The challenge of securing global networks has changed a great deal in the past five years and it is now bidirectional. In the past, we worked mainly to prevent hackers from infiltrating our network and stealing information. A threat of equal magnitude exists today in the potential for insiders (employees) to leak their companies’ confidential information and open the door to cybercriminals. Organizations must now protect themselves from both internal and external threats.
But it is overwhelming. There are hundreds of vendors offering a plethora of network security products, but the narrow focus and limited functionality of each prohibits them from being true solutions. “Hit-or-miss” security solutions are just not good enough. For most organizations – especially SMEs – outsourcing is not a viable option. What’s more, the solution does not have to be turning the problem over to others.
Despite increasing network complexity, today’s security administrators must develop a holistic approach to their network security management programs. They must leverage the appropriate tools, up-to-date policies and a well-trained staff for optimal security.
Finding available tools is easy, because there is a steady proliferation of network security devices. Companies that, for example, previously had three firewalls and one IDS to protect their network now have hundreds of security devices of a dozen different kinds.
Additional functionality is built in to these devices, making them more complex. There are also newer variants of network security devices, such as identity-based firewalls, that try to straddle that bidirectional security challenge.
We continue to throw more, better, different security devices at the network thinking that more devices will deliver better security. Yet we discover that more security devices merely generate more data. What we do with it – how we analyze it and how we use it – becomes the pertinent question.
This explains the emergence of the Security Event Management (SEM) market and its role in providing an integrated solution. Until recently, network security administrators were sadly destined to sift through piles of logs generated by all those security devices to find the virtual needle in the haystack – the five or ten percent of the logs that might be significant.
SEM aims to collect device data streams from across the network, analyze their data and, through an intelligent approach to correlation, make sense of it all. Rather than installing yet more devices to generate yet more data, SEM solutions aim to make sense of the data by presenting correlation results in a meaningful way and in real time.
Intelligent correlation of the device data is half of the SEM solution. The other half is the ability to present the results of the correlation analysis in a meaningful way and in real time, so that significant anomalies are highlighted.
The emergence of SEM tools plays an important role in managing network security, but it is only one part of the solution. Another is creating policy-based security management – remember, security devices are only as effective as the policy around them.
Many companies do an excellent initial job of defining a good network security policy, but it cannot stop there. Companies must also determine how often the policies should be updated, who should oversee them, and any other procedures that can help manage the network security devices.
A key challenge in network security management is the breadth of the problem, its underlying complex technology and the difficulty of putting together sound processes to resolve it. Policy servers now enable multi-vendor policy-based security management. Some support NAT, VPN and firewalls in the same package with enough feature- depth to enable short implementation timeframes and the flexibility to respond to changing process needs.
Policy servers now enable large enterprises to implement and manage security policies consistently across complex, geographically dispersed networks of firewalls and VPNs.
Policy servers can improve network security without the changing of chosen technology and with minimal migration effort. The ROI is significant, in terms of network and security operation resources, as well as infrastructure cost savings, according to Better Management for Network Security, a white paper published by SolSoft last year.
Human resource issues can also impede good network security. The IT field is becoming known for its staffing shortages, including network professionals and security analysts. Once you have hired worthy staff, do everything in your power to keep your people current and competitive. Provide them with every opportunity to advance their knowledge through the wide array of security training certifications that are offered by CheckPoint, Cisco, CISSP, CERT, Microsoft, Oracle, and SANS.
This will not only help security administrators to hone their professional skills, but will make them confident that they personally are on the leading edge of technical savvy thanks to you, their employer.

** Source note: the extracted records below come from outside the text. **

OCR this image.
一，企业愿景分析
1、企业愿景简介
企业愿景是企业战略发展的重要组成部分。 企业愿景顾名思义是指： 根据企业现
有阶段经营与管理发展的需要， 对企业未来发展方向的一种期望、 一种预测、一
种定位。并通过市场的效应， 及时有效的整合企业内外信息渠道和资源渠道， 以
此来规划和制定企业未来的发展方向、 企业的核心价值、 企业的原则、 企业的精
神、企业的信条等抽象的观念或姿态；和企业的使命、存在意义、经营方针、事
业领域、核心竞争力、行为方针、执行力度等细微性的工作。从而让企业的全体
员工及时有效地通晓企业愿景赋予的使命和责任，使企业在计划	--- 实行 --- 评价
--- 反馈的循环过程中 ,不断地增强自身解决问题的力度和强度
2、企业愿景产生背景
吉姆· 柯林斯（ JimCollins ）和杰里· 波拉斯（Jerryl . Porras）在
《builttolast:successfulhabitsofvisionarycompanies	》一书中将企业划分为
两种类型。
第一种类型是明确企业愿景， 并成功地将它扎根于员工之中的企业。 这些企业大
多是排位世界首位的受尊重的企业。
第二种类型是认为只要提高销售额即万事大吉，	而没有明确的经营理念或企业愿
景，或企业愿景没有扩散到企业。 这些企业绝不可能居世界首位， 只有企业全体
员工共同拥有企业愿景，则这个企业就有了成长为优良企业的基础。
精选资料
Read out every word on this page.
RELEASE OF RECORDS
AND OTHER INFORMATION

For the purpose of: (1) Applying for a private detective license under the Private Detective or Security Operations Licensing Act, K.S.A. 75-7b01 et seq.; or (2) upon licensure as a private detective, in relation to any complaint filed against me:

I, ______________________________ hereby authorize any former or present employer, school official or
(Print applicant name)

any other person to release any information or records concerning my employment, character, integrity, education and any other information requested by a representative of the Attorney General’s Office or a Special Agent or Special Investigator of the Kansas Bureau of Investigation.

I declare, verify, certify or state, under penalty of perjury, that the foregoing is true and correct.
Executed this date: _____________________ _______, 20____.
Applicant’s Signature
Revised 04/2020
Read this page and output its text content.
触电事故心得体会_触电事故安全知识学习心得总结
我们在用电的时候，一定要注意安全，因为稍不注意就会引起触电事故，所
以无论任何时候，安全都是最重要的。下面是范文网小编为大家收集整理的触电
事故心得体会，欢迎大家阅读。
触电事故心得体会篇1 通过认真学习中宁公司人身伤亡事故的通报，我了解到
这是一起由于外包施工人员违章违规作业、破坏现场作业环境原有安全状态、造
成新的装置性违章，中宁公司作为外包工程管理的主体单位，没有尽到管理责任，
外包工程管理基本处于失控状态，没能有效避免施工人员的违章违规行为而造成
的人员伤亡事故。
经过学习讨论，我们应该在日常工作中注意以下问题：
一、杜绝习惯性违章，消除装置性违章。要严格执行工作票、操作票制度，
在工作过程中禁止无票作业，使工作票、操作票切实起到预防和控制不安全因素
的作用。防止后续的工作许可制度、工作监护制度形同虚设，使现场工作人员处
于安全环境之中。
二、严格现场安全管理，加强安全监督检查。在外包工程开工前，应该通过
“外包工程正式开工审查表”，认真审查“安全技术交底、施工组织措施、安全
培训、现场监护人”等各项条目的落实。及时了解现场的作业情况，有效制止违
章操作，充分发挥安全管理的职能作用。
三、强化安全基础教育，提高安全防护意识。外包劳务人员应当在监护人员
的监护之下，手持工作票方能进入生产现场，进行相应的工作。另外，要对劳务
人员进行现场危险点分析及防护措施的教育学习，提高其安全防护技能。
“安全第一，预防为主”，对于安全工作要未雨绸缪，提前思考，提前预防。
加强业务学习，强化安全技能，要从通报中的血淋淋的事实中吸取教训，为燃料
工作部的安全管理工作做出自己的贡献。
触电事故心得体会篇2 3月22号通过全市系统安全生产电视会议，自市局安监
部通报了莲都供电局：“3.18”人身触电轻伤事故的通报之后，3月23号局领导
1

To ensure that network security measures and tools are kept in good working order, a complete, periodic network security assessment should include the following checks: n Firewall security assessment; n Enforcement of network security policies; n Router security checks; n Review of remote authentication servers; n Review of network security policies; n Review of vendor security updates; n Complete vulnerability assessment; n Password strength checking.
Securing an enterprise network is more challenging today than ever before. While security devices are critical components of any well-managed network security program, they must be used with other tools; appropriate, current policies; and regular audits by a well-trained staff. Only a holistic approach to network security can result in an effective network management program and a secure network.